Translation:He comes soon.

January 30, 2013



"He's coming soon" is a more authentic native English translation


Or, "He is coming soon." On previous lessons they give "He comes." or "He is coming" or their equivalents for other verbs. But not here?


I would have translated logo to later, it's too similar to the Spanish luego. Maybe I am wrong


I am a European Portuguese speaker, and I believe that "later" should be an accepted answer. It is for «Até logo.».


I'm totally confused now! kkk

I thought that it was as follows:

"até mais" = "see you later"

"até logo" = "see you soon"


We don't use "até mais (ver)" in Portugal; "Até logo" is an expression we use when we know we'll see someone later that day, but that it's still going to takes us some time to get together (like a mom calling her kids after lunch, knowing they'll only be together in the evening).


Brigada Luis!

Ah, so maybe it's different in Brazil? I talk to some Brazilians on Skype, and I suppose that's where I got the idea.

So how would you say "See you soon" in Portugal?


You're welcome :) I don't think there's a fixed expression for that in Portuguese - we can say "tchau" or "adeus" when we're leaving someone's presence, "até amanhã" if you have plans for tomorrow, and "até à próxima" (the last one used primarily in formal encounters, not something you'd use with friends), but "até à vista" or "até mais ver" sound very oldfashioned in EP.

There are still many ways of saying you'll meet someone (especially if you've made arrangements for a later date when you last saw someone): "Depois falamos" (we'll talk later); "Depois ligo-te" (I'll call you later), "Depois combinamos melhor as coisas" (we'll set the details [of our next meeting] later). "Depois" here doesn't mean right after, but an unspecified moment of time in the future (so the action of talking/calling/arranging a meeting doesn't necessarily need to come to fruition).


In addition to Luis_Domingos' comment, there is also «Até breve.» = "See you soon" and even «Até já.», where «já» means "already," so it is almost like sooner than soon.
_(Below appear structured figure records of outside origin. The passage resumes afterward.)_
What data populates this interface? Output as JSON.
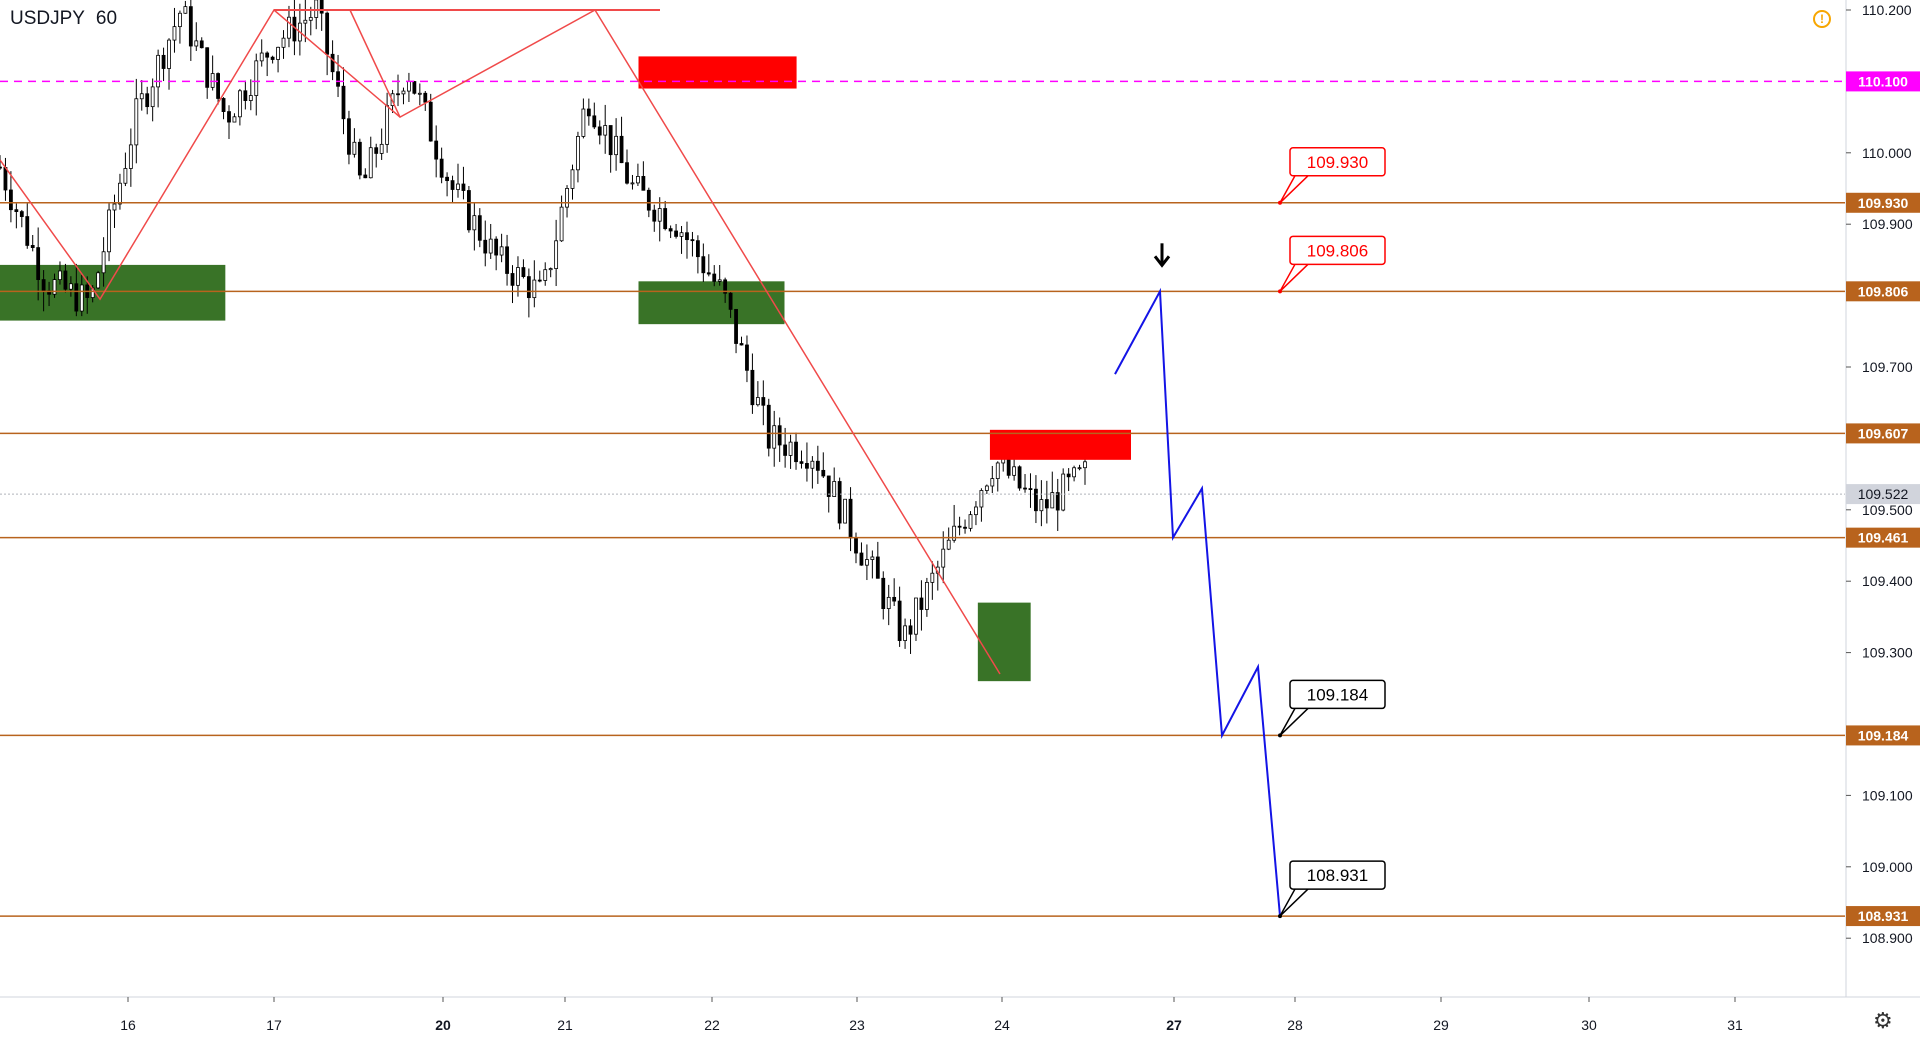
{
  "header": {
    "symbol": "USDJPY",
    "interval": "60"
  },
  "icons": {
    "alert": "exclamation-circle-icon",
    "settings": "gear-icon"
  },
  "colors": {
    "level": "#b8631d",
    "level_label_bg": "#b8631d",
    "magenta": "#ff00ff",
    "supply": "#ff0000",
    "demand": "#2e6b1b",
    "projection": "#1414e6",
    "trendline": "#f04a4a",
    "current_price_bg": "#d1d4dc"
  },
  "chart_data": {
    "type": "candlestick",
    "symbol": "USDJPY",
    "timeframe": "60",
    "ylim": [
      108.8,
      110.2
    ],
    "y_ticks": [
      "110.200",
      "110.000",
      "109.900",
      "109.700",
      "109.500",
      "109.400",
      "109.300",
      "109.100",
      "109.000",
      "108.900"
    ],
    "x_ticks": [
      {
        "label": "16",
        "bold": false
      },
      {
        "label": "17",
        "bold": false
      },
      {
        "label": "20",
        "bold": true
      },
      {
        "label": "21",
        "bold": false
      },
      {
        "label": "22",
        "bold": false
      },
      {
        "label": "23",
        "bold": false
      },
      {
        "label": "24",
        "bold": false
      },
      {
        "label": "27",
        "bold": true
      },
      {
        "label": "28",
        "bold": false
      },
      {
        "label": "29",
        "bold": false
      },
      {
        "label": "30",
        "bold": false
      },
      {
        "label": "31",
        "bold": false
      }
    ],
    "horizontal_levels": [
      {
        "value": 110.1,
        "label": "110.100",
        "style": "dashed",
        "color": "#ff00ff"
      },
      {
        "value": 109.93,
        "label": "109.930",
        "style": "solid",
        "color": "#b8631d"
      },
      {
        "value": 109.806,
        "label": "109.806",
        "style": "solid",
        "color": "#b8631d"
      },
      {
        "value": 109.607,
        "label": "109.607",
        "style": "solid",
        "color": "#b8631d"
      },
      {
        "value": 109.461,
        "label": "109.461",
        "style": "solid",
        "color": "#b8631d"
      },
      {
        "value": 109.184,
        "label": "109.184",
        "style": "solid",
        "color": "#b8631d"
      },
      {
        "value": 108.931,
        "label": "108.931",
        "style": "solid",
        "color": "#b8631d"
      }
    ],
    "current_price": {
      "value": 109.522,
      "label": "109.522"
    },
    "callouts": [
      {
        "text": "109.930",
        "value": 109.93,
        "color": "red"
      },
      {
        "text": "109.806",
        "value": 109.806,
        "color": "red"
      },
      {
        "text": "109.184",
        "value": 109.184,
        "color": "black"
      },
      {
        "text": "108.931",
        "value": 108.931,
        "color": "black"
      }
    ],
    "supply_zones": [
      {
        "from": "Jun 21 12:00",
        "to": "Jun 22 14:00",
        "top": 110.135,
        "bottom": 110.09
      },
      {
        "from": "Jun 23 22:00",
        "to": "Jun 24 18:00",
        "top": 109.612,
        "bottom": 109.57
      }
    ],
    "demand_zones": [
      {
        "from": "Jun 15 00:00",
        "to": "Jun 16 16:00",
        "top": 109.843,
        "bottom": 109.765
      },
      {
        "from": "Jun 21 12:00",
        "to": "Jun 22 12:00",
        "top": 109.82,
        "bottom": 109.76
      },
      {
        "from": "Jun 23 20:00",
        "to": "Jun 24 04:00",
        "top": 109.37,
        "bottom": 109.26
      }
    ],
    "projection_path": [
      109.69,
      109.806,
      109.461,
      109.53,
      109.184,
      109.28,
      108.931
    ],
    "arrow": {
      "direction": "down",
      "at": 109.806
    },
    "series": [
      {
        "type": "candles",
        "approx_path": [
          109.98,
          109.82,
          109.79,
          110.05,
          110.2,
          110.05,
          110.15,
          110.2,
          109.95,
          110.12,
          109.95,
          109.85,
          109.8,
          110.08,
          109.95,
          109.9,
          109.8,
          109.6,
          109.58,
          109.45,
          109.32,
          109.45,
          109.57,
          109.5,
          109.55
        ]
      }
    ]
  }
}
It is hard to explain; I'm not even sure I understand it. :D


He comes soon sounds odd to a Londoner... 'He'll come soon' would be what was used.


Could one say "he will come soon"


I never heard the M of Vem... i just heard ve. então eu coloquei Ele ve logo. nunca consegui escutar VEM.


The «em» together sound like «ãe», as in «mãe». O «m» não se soa como qualquer «m» normal. It is a nasal diphthong. In Brazilian Portuguese, «em» actually sounds more like a nasal [ẽ] sound.


'Ele vem cedo' would mean the same right?


I wrote "He comes later" and Duo rated it badly. Why?


Doesn’t logo also mean right away or at once


He comes soon is NOT correct to an English speaking person. So, in Portuguese you leave out words because?????????